Le président français Emmanuel Macron a déclaré que les attaques terroristes étaient une «réalité européenne» et que des changements majeurs devaient être apportés à la sécurité des frontières de l’UE.
Cela fait suite à trois attaques islamistes récentes en succession rapide – deux en France et une à Vienne.
M. Macron s’exprimait après une vidéoconférence pour discuter de la stratégie anti-terroriste avec les dirigeants de l’Allemagne, de l’Autriche et des Pays-Bas.
Le président français a déclaré qu’il souhaitait une « réforme en profondeur » du contrôle des frontières extérieures de l’espace Schengen sans visa en Europe – ce qu’il a exprimé pour la première fois la semaine dernière.
« Toutes les faiblesses à la frontière extérieure ou dans un État membre constituent un risque pour la sécurité de tous les membres », a déclaré M. Macron.

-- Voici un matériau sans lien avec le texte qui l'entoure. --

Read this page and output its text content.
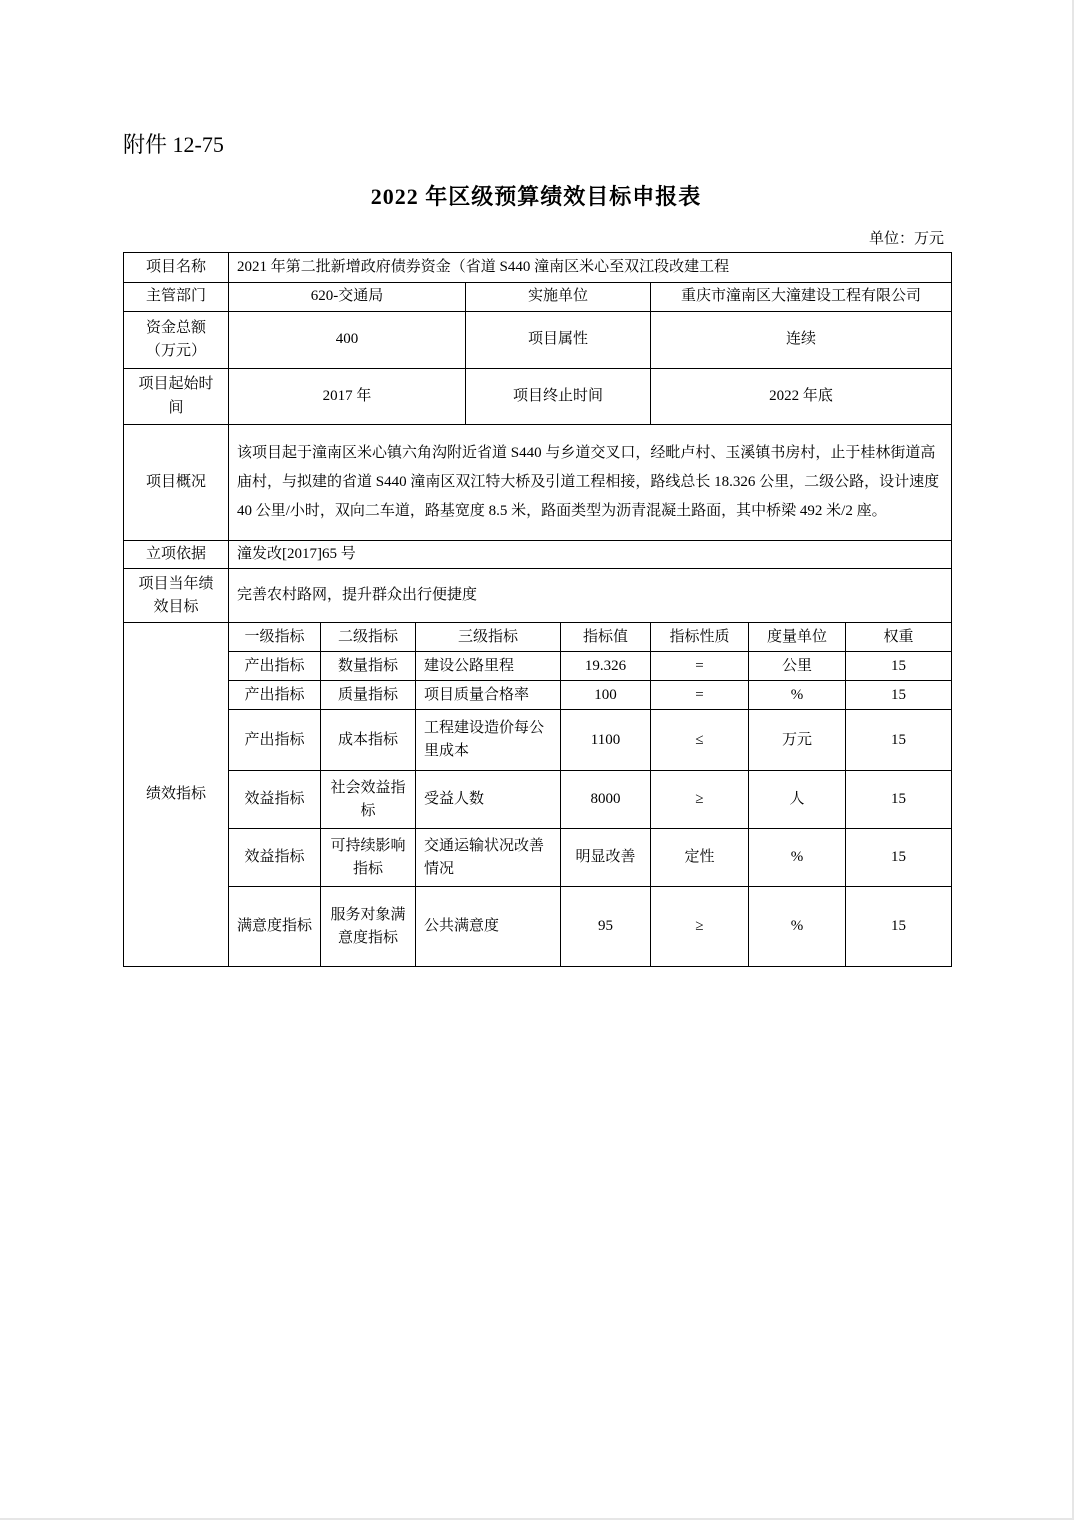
附件 12-75
2022 年区级预算绩效目标申报表
单位：万元
项目名称	2021 年第二批新增政府债券资金（省道 S440 潼南区米心至双江段改建工程							
主管部门	620-交通局			实施单位		重庆市潼南区大潼建设工程有限公司		
资金总额（万元）	400			项目属性		连续		
项目起始时间	2017 年			项目终止时间		2022 年底		
项目概况	该项目起于潼南区米心镇六角沟附近省道 S440 与乡道交叉口，经毗卢村、玉溪镇书房村，止于桂林街道高庙村，与拟建的省道 S440 潼南区双江特大桥及引道工程相接，路线总长 18.326 公里，二级公路，设计速度 40 公里/小时，双向二车道，路基宽度 8.5 米，路面类型为沥青混凝土路面，其中桥梁 492 米/2 座。							
立项依据	潼发改[2017]65 号							
项目当年绩效目标	完善农村路网，提升群众出行便捷度							
绩效指标	一级指标	二级指标	三级指标		指标值	指标性质	度量单位	权重
	产出指标	数量指标	建设公路里程		19.326	=	公里	15
	产出指标	质量指标	项目质量合格率		100	=	%	15
	产出指标	成本指标	工程建设造价每公里成本		1100	≤	万元	15
	效益指标	社会效益指标	受益人数		8000	≥	人	15
	效益指标	可持续影响指标	交通运输状况改善情况		明显改善	定性	%	15
	满意度指标	服务对象满意度指标	公共满意度		95	≥	%	15
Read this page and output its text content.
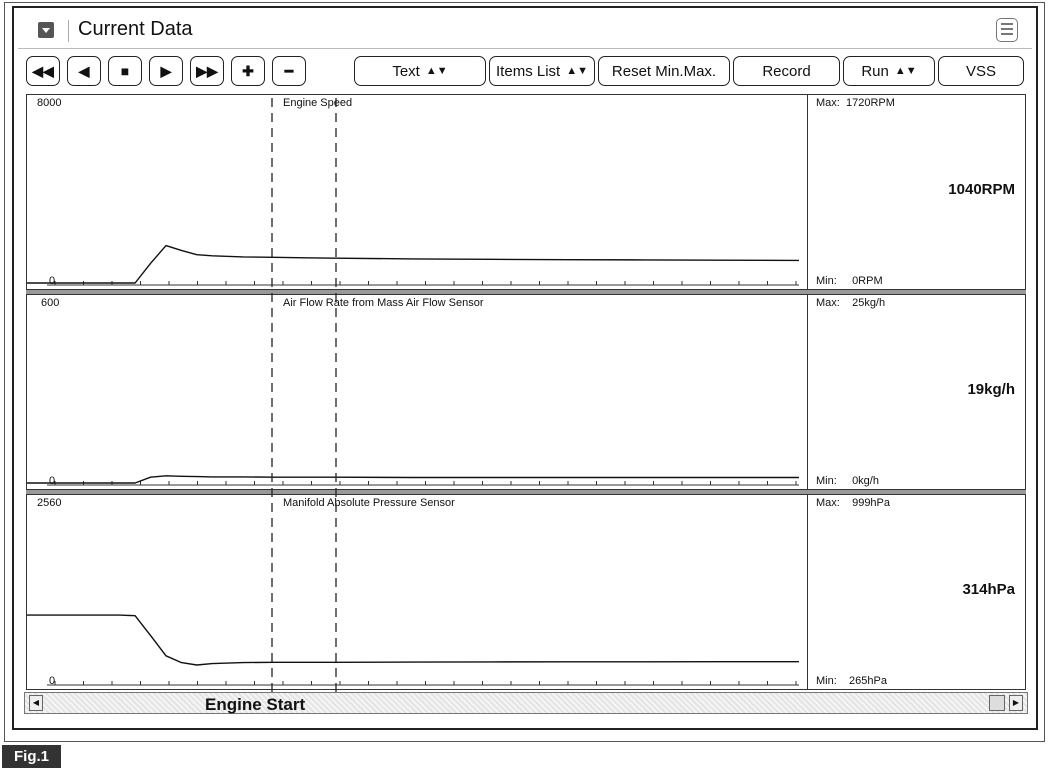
Current Data
◀◀	◀	■	▶	▶▶	✚	━	Text ▲▼	Items List ▲▼	Reset Min.Max.	Record	Run ▲▼	VSS
8000
0
Engine Speed	Max: 1720RPM
1040RPM
Min: 0RPM
600
0
Air Flow Rate from Mass Air Flow Sensor	Max: 25kg/h
19kg/h
Min: 0kg/h
2560
0
Manifold Absolute Pressure Sensor	Max: 999hPa
314hPa
Min: 265hPa
◀	Engine Start	▶
Fig.1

La chancelière allemande Angela Merkel a convenu qu’un changement était nécessaire.
« Il est indispensable de savoir qui entre et qui quitte l’espace Schengen », a-t-elle déclaré.
M. Macron a également appelé à une meilleure coopération policière entre les nations et à ce que la réponse aux récentes attaques soit « commune, coordonnée, rapide » avant que les dirigeants de l’UE ne se réunissent à nouveau en décembre.

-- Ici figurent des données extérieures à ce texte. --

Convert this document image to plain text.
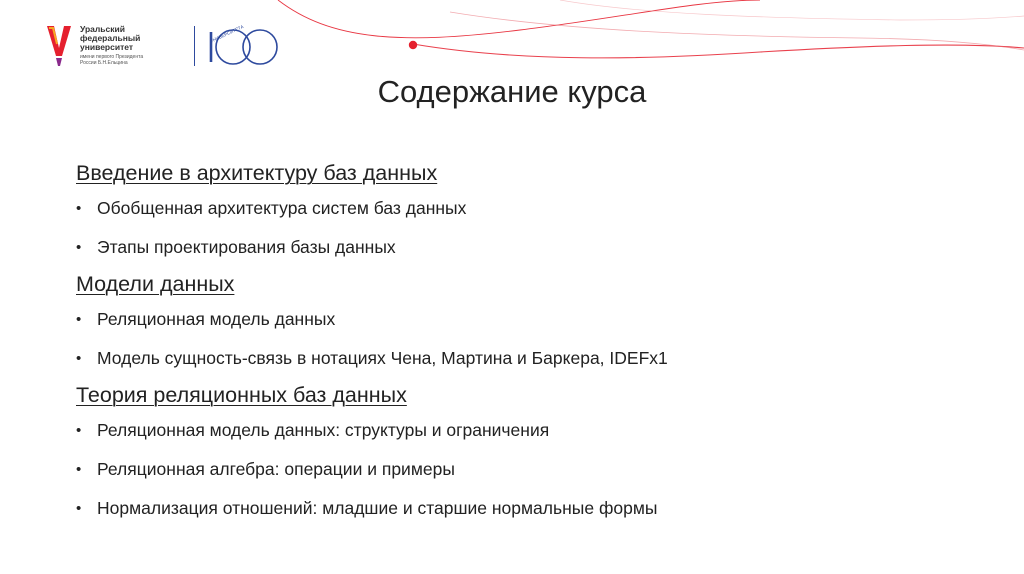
Уральский
федеральный
университет
имени первого Президента
России Б.Н.Ельцина
УНИВЕРСИТЕТА
Содержание курса
Введение в архитектуру баз данных
• Обобщенная архитектура систем баз данных
• Этапы проектирования базы данных
Модели данных
• Реляционная модель данных
• Модель сущность-связь в нотациях Чена, Мартина и Баркера, IDEFx1
Теория реляционных баз данных
• Реляционная модель данных: структуры и ограничения
• Реляционная алгебра: операции и примеры
• Нормализация отношений: младшие и старшие нормальные формы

Ce vendredi est le cinquième anniversaire des attentats terroristes de Paris qui ont tué 130 personnes.
Cependant, la France continue de subir des attaques islamistes, avec un enseignant décapité ces dernières semaines dans le nord de la capitale et trois personnes tuées dans une église de Nice.
Quatre personnes étaient également abattu à Vienne la semaine dernière, par un homme, des responsables ont déclaré avoir tenté de rejoindre l’État islamique.
Les attentats de Nice et de Vienne impliquaient des personnes qui s’étaient déplacées librement d’un pays à l’autre en raison des règles de Schengen – qui ont supprimé les contrôles aux frontières intérieures de 26 pays.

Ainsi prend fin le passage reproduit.